Massive Plastic Whale Sculptures Draw Attention to Ocean Plastic Pollution

California’s Monterey Bay Aquarium in 2018 built a life-sized blue whale art installation from discarded single-use plastic. According to Guinness World Records 2020, the whale structure is the world’s largest supported recycled plastic sculpture. (See the Bruges plastic whale below.)

Every nine minutes, 300,000 pounds of plastic—the weight of a blue whale—makes its way into the ocean. Monterey Bay Aquarium built a massive plastic whale to draw attention to the enormous and continually growing problem of ocean plastic pollution.

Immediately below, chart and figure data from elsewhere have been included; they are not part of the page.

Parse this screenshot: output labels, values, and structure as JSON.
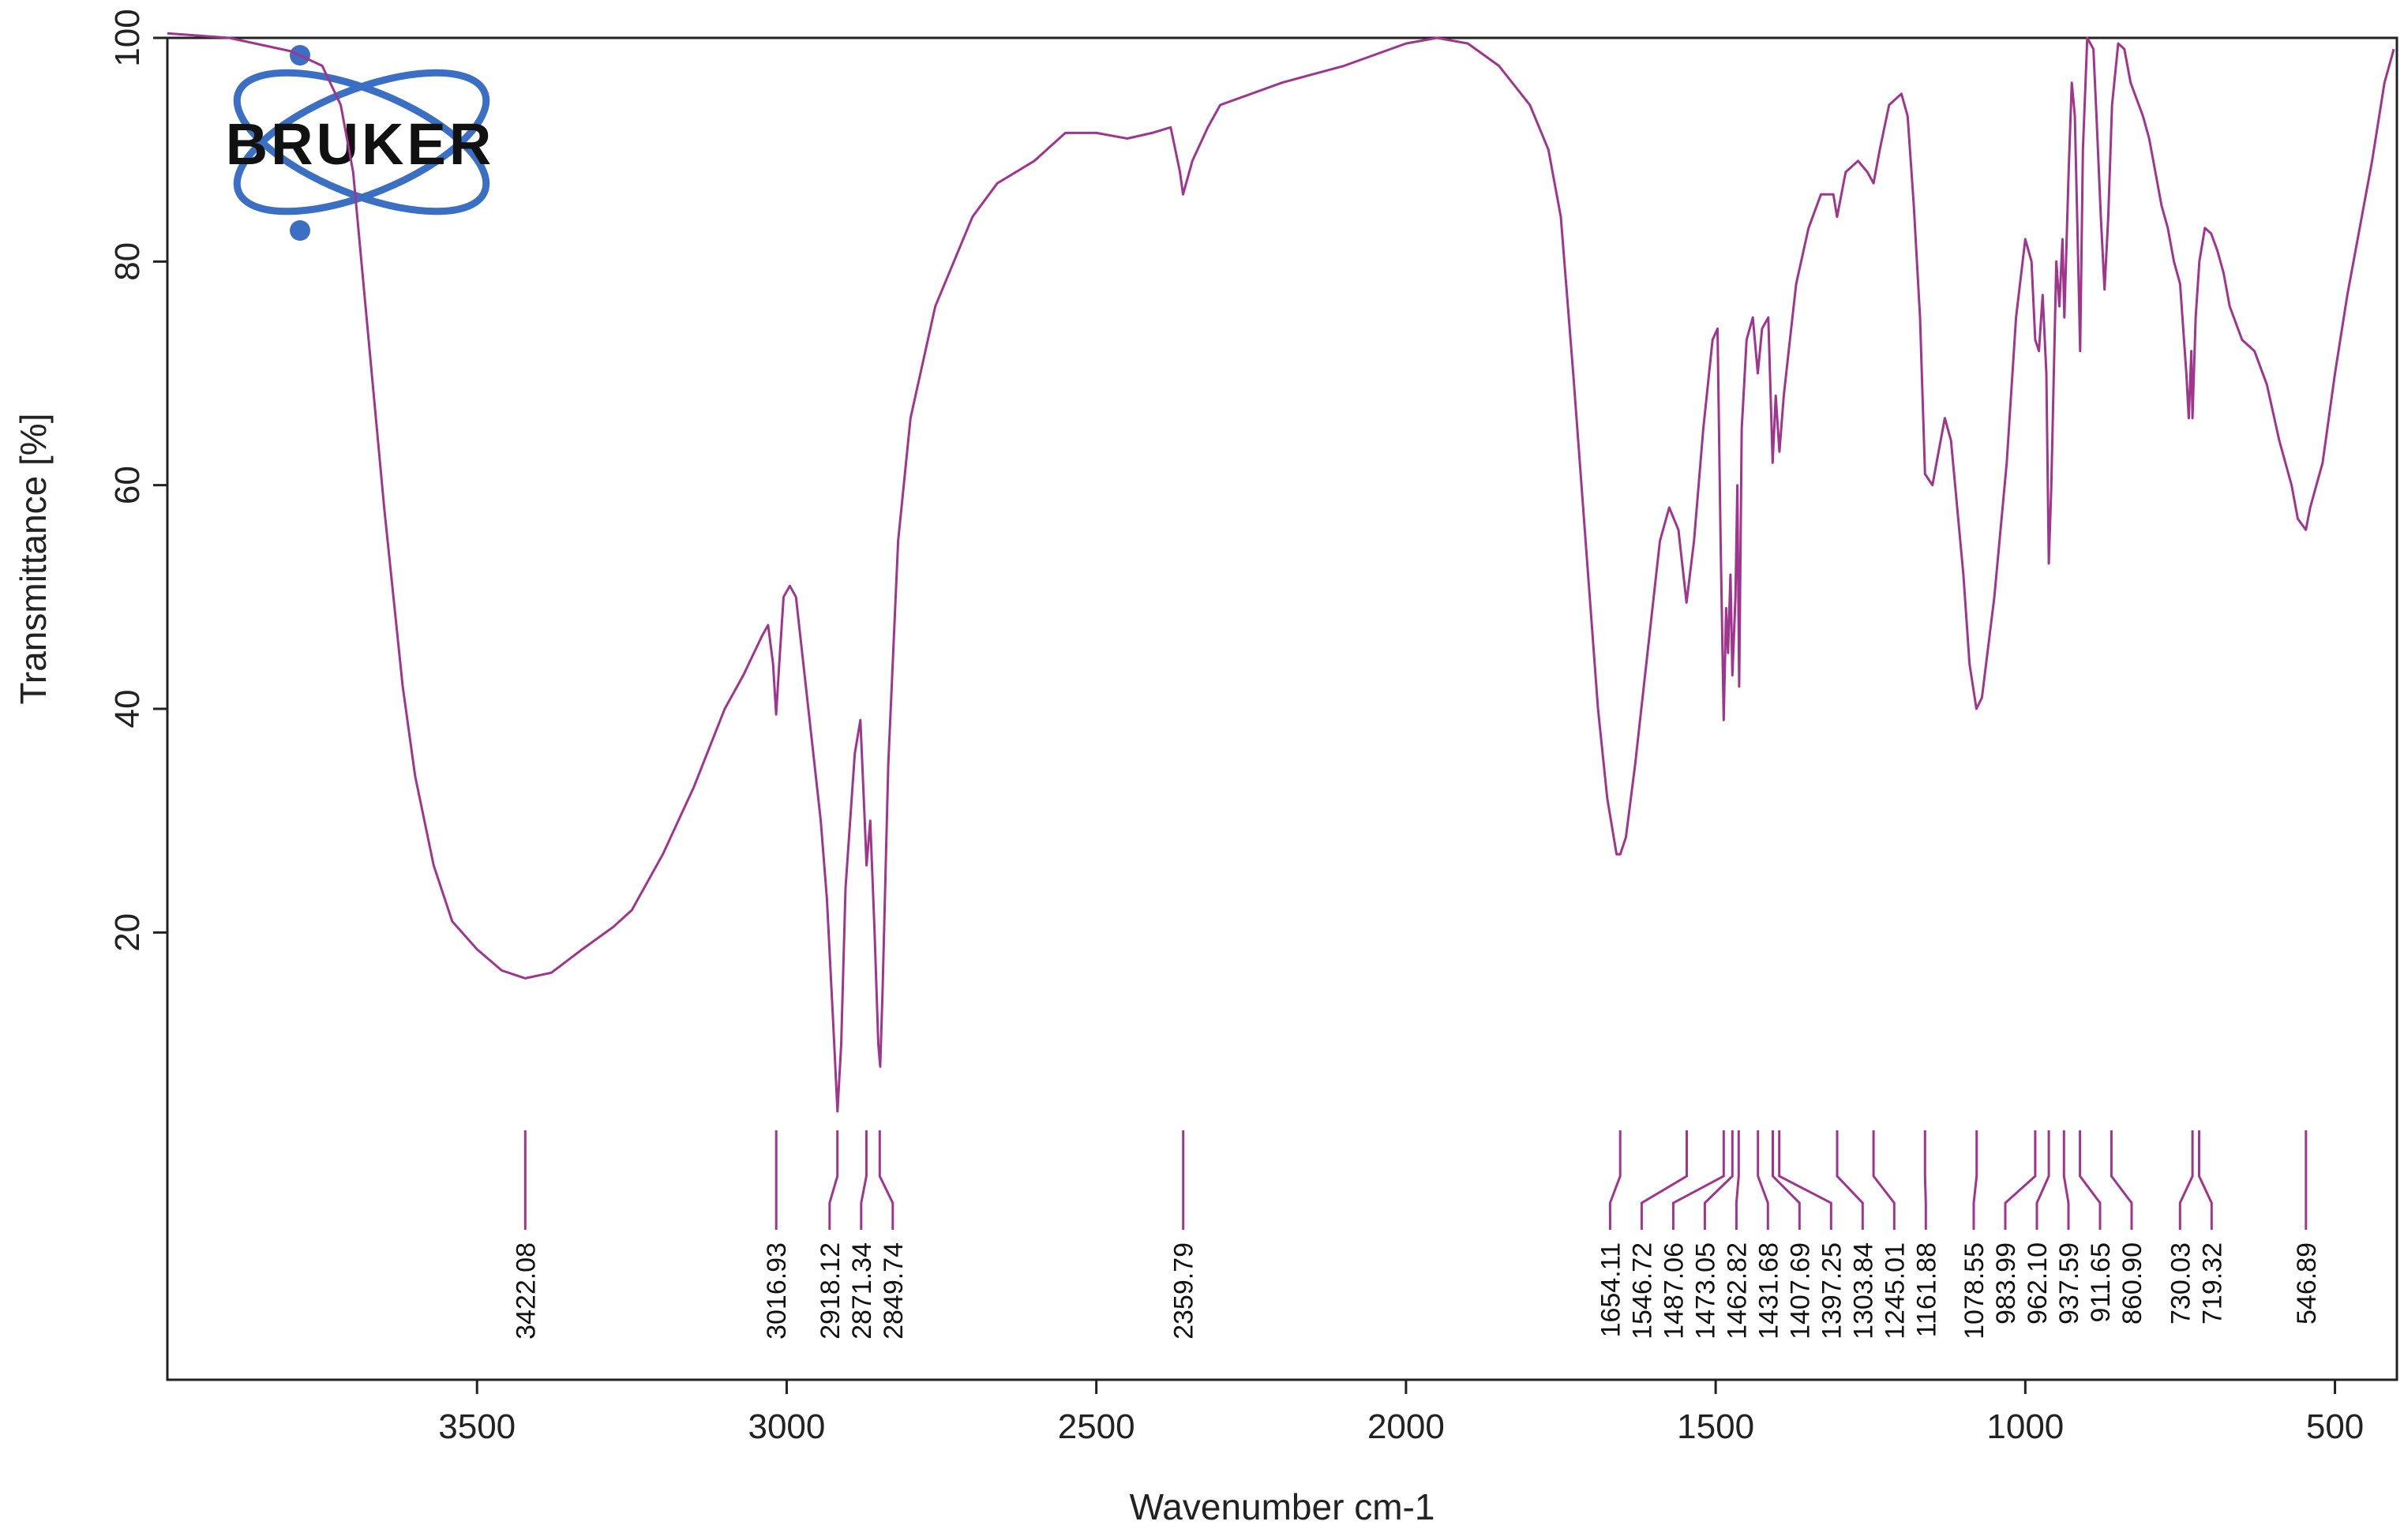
{
  "chart_data": {
    "type": "line",
    "xlabel": "Wavenumber cm-1",
    "ylabel": "Transmittance [%]",
    "x_reversed": true,
    "xlim": [
      4000,
      400
    ],
    "ylim": [
      -20,
      100
    ],
    "x_ticks": [
      3500,
      3000,
      2500,
      2000,
      1500,
      1000,
      500
    ],
    "y_ticks": [
      20,
      40,
      60,
      80,
      100
    ],
    "grid": false,
    "series": [
      {
        "color": "#a0358e",
        "points": [
          [
            4000,
            100.4
          ],
          [
            3900,
            100.0
          ],
          [
            3800,
            98.8
          ],
          [
            3750,
            97.5
          ],
          [
            3720,
            94
          ],
          [
            3700,
            88
          ],
          [
            3680,
            76
          ],
          [
            3650,
            58
          ],
          [
            3620,
            42
          ],
          [
            3600,
            34
          ],
          [
            3570,
            26
          ],
          [
            3540,
            21
          ],
          [
            3500,
            18.5
          ],
          [
            3460,
            16.6
          ],
          [
            3422,
            15.9
          ],
          [
            3380,
            16.4
          ],
          [
            3330,
            18.5
          ],
          [
            3280,
            20.5
          ],
          [
            3250,
            22
          ],
          [
            3200,
            27
          ],
          [
            3150,
            33
          ],
          [
            3100,
            40
          ],
          [
            3070,
            43
          ],
          [
            3040,
            46.5
          ],
          [
            3030,
            47.5
          ],
          [
            3022,
            44
          ],
          [
            3017,
            39.5
          ],
          [
            3012,
            44
          ],
          [
            3005,
            50
          ],
          [
            2995,
            51
          ],
          [
            2985,
            50
          ],
          [
            2965,
            40
          ],
          [
            2945,
            30
          ],
          [
            2935,
            23
          ],
          [
            2925,
            12
          ],
          [
            2918,
            4
          ],
          [
            2912,
            10
          ],
          [
            2905,
            24
          ],
          [
            2890,
            36
          ],
          [
            2881,
            39
          ],
          [
            2874,
            30
          ],
          [
            2871,
            26
          ],
          [
            2865,
            30
          ],
          [
            2858,
            20
          ],
          [
            2852,
            10
          ],
          [
            2849,
            8
          ],
          [
            2845,
            15
          ],
          [
            2836,
            35
          ],
          [
            2820,
            55
          ],
          [
            2800,
            66
          ],
          [
            2760,
            76
          ],
          [
            2700,
            84
          ],
          [
            2660,
            87
          ],
          [
            2600,
            89
          ],
          [
            2550,
            91.5
          ],
          [
            2500,
            91.5
          ],
          [
            2450,
            91
          ],
          [
            2410,
            91.5
          ],
          [
            2380,
            92
          ],
          [
            2365,
            88
          ],
          [
            2360,
            86
          ],
          [
            2345,
            89
          ],
          [
            2320,
            92
          ],
          [
            2300,
            94
          ],
          [
            2200,
            96
          ],
          [
            2100,
            97.5
          ],
          [
            2000,
            99.5
          ],
          [
            1950,
            100
          ],
          [
            1900,
            99.5
          ],
          [
            1850,
            97.5
          ],
          [
            1800,
            94
          ],
          [
            1770,
            90
          ],
          [
            1750,
            84
          ],
          [
            1730,
            70
          ],
          [
            1710,
            55
          ],
          [
            1690,
            40
          ],
          [
            1675,
            32
          ],
          [
            1660,
            27
          ],
          [
            1654,
            27
          ],
          [
            1645,
            28.5
          ],
          [
            1630,
            35
          ],
          [
            1610,
            45
          ],
          [
            1590,
            55
          ],
          [
            1575,
            58
          ],
          [
            1560,
            56
          ],
          [
            1547,
            49.5
          ],
          [
            1535,
            55
          ],
          [
            1520,
            65
          ],
          [
            1505,
            73
          ],
          [
            1497,
            74
          ],
          [
            1492,
            55
          ],
          [
            1487,
            39
          ],
          [
            1483,
            49
          ],
          [
            1480,
            45
          ],
          [
            1476,
            52
          ],
          [
            1473,
            43
          ],
          [
            1468,
            50
          ],
          [
            1465,
            60
          ],
          [
            1462,
            42
          ],
          [
            1458,
            65
          ],
          [
            1450,
            73
          ],
          [
            1440,
            75
          ],
          [
            1432,
            70
          ],
          [
            1425,
            74
          ],
          [
            1415,
            75
          ],
          [
            1408,
            62
          ],
          [
            1403,
            68
          ],
          [
            1397,
            63
          ],
          [
            1390,
            68
          ],
          [
            1380,
            73
          ],
          [
            1370,
            78
          ],
          [
            1350,
            83
          ],
          [
            1330,
            86
          ],
          [
            1310,
            86
          ],
          [
            1304,
            84
          ],
          [
            1290,
            88
          ],
          [
            1270,
            89
          ],
          [
            1255,
            88
          ],
          [
            1245,
            87
          ],
          [
            1235,
            90
          ],
          [
            1220,
            94
          ],
          [
            1200,
            95
          ],
          [
            1190,
            93
          ],
          [
            1180,
            85
          ],
          [
            1170,
            75
          ],
          [
            1162,
            61
          ],
          [
            1150,
            60
          ],
          [
            1140,
            63
          ],
          [
            1130,
            66
          ],
          [
            1120,
            64
          ],
          [
            1100,
            52
          ],
          [
            1090,
            44
          ],
          [
            1079,
            40
          ],
          [
            1070,
            41
          ],
          [
            1050,
            50
          ],
          [
            1030,
            62
          ],
          [
            1015,
            75
          ],
          [
            1000,
            82
          ],
          [
            990,
            80
          ],
          [
            984,
            73
          ],
          [
            978,
            72
          ],
          [
            972,
            77
          ],
          [
            966,
            70
          ],
          [
            962,
            53
          ],
          [
            958,
            60
          ],
          [
            950,
            80
          ],
          [
            945,
            76
          ],
          [
            940,
            82
          ],
          [
            937,
            75
          ],
          [
            930,
            88
          ],
          [
            925,
            96
          ],
          [
            920,
            93
          ],
          [
            915,
            81
          ],
          [
            911.5,
            72
          ],
          [
            907,
            90
          ],
          [
            900,
            100
          ],
          [
            890,
            99
          ],
          [
            885,
            93
          ],
          [
            878,
            84
          ],
          [
            872,
            77.5
          ],
          [
            866,
            84
          ],
          [
            860,
            94
          ],
          [
            850,
            99.5
          ],
          [
            840,
            99
          ],
          [
            830,
            96
          ],
          [
            820,
            94.5
          ],
          [
            810,
            93
          ],
          [
            800,
            91
          ],
          [
            790,
            88
          ],
          [
            780,
            85
          ],
          [
            770,
            83
          ],
          [
            760,
            80
          ],
          [
            750,
            78
          ],
          [
            740,
            70
          ],
          [
            736,
            66
          ],
          [
            732,
            72
          ],
          [
            730,
            66
          ],
          [
            725,
            75
          ],
          [
            719,
            80
          ],
          [
            710,
            83
          ],
          [
            700,
            82.5
          ],
          [
            690,
            81
          ],
          [
            680,
            79
          ],
          [
            670,
            76
          ],
          [
            650,
            73
          ],
          [
            630,
            72
          ],
          [
            610,
            69
          ],
          [
            590,
            64
          ],
          [
            570,
            60
          ],
          [
            560,
            57
          ],
          [
            547,
            56
          ],
          [
            540,
            58
          ],
          [
            530,
            60
          ],
          [
            520,
            62
          ],
          [
            500,
            70
          ],
          [
            480,
            77
          ],
          [
            460,
            83
          ],
          [
            440,
            89
          ],
          [
            420,
            96
          ],
          [
            405,
            99
          ]
        ]
      }
    ],
    "peaks": [
      3422.08,
      3016.93,
      2918.12,
      2871.34,
      2849.74,
      2359.79,
      1654.11,
      1546.72,
      1487.06,
      1473.05,
      1462.82,
      1431.68,
      1407.69,
      1397.25,
      1303.84,
      1245.01,
      1161.88,
      1078.55,
      983.99,
      962.1,
      937.59,
      911.65,
      860.9,
      730.03,
      719.32,
      546.89
    ],
    "peak_labels": [
      "3422.08",
      "3016.93",
      "2918.12",
      "2871.34",
      "2849.74",
      "2359.79",
      "1654.11",
      "1546.72",
      "1487.06",
      "1473.05",
      "1462.82",
      "1431.68",
      "1407.69",
      "1397.25",
      "1303.84",
      "1245.01",
      "1161.88",
      "1078.55",
      "983.99",
      "962.10",
      "937.59",
      "911.65",
      "860.90",
      "730.03",
      "719.32",
      "546.89"
    ],
    "logo": {
      "text": "BRUKER",
      "color": "#3a6fc4"
    }
  }
}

The whale is made mostly of single-use plastic trash: Grocery bags, milk jugs, laundry detergent containers, bubble wrapping, produce bags, etc. Workers spent months collecting, sorting, cleaning, shredding, heating, and molding the plastic to create the whale. In contrast, the Bruges whale (image below) was created from intact plastic marine debris.

In 2016, the United States produced more plastic waste than any other nation. Without enough resources to recycle all of the plastic, the only solution is to reduce plastic consumption.

If we don’t turn the tide, the amount of plastic in the ocean is projected to double by 2025. Since 1950, we have produced 8 billion tons of plastic. 6.3 billion tons have been discarded. Of that amount, only 9% has been recycled.

A new report by Oceana, a conservation group, found that in 90 percent of reported cases, animals had swallowed plastic, and the rest were entangled in it. Necropsies often showed that animals had died from blockages or lacerations. Over all, in 82 percent of the cases, the animals died.

Scientists estimate that by 2050, over 90 percent of seabirds — including pelicans, herons and seagulls— will have accidentally eaten plastic at least once.

Bruges, Belgium wanted to address how cities from across the globe are contributing to plastic waste that washes up on our shores and endangers and kills marine life. The city commissioned this 38-foot plastic whale sculpture designed by Brooklyn-based architecture and design firm StudioKCA. It is composed from over five tons of plastic pulled from the Pacific and Atlantic oceans, which translated into 4,000 square feet of plastic waste for the 10,000-pound whale.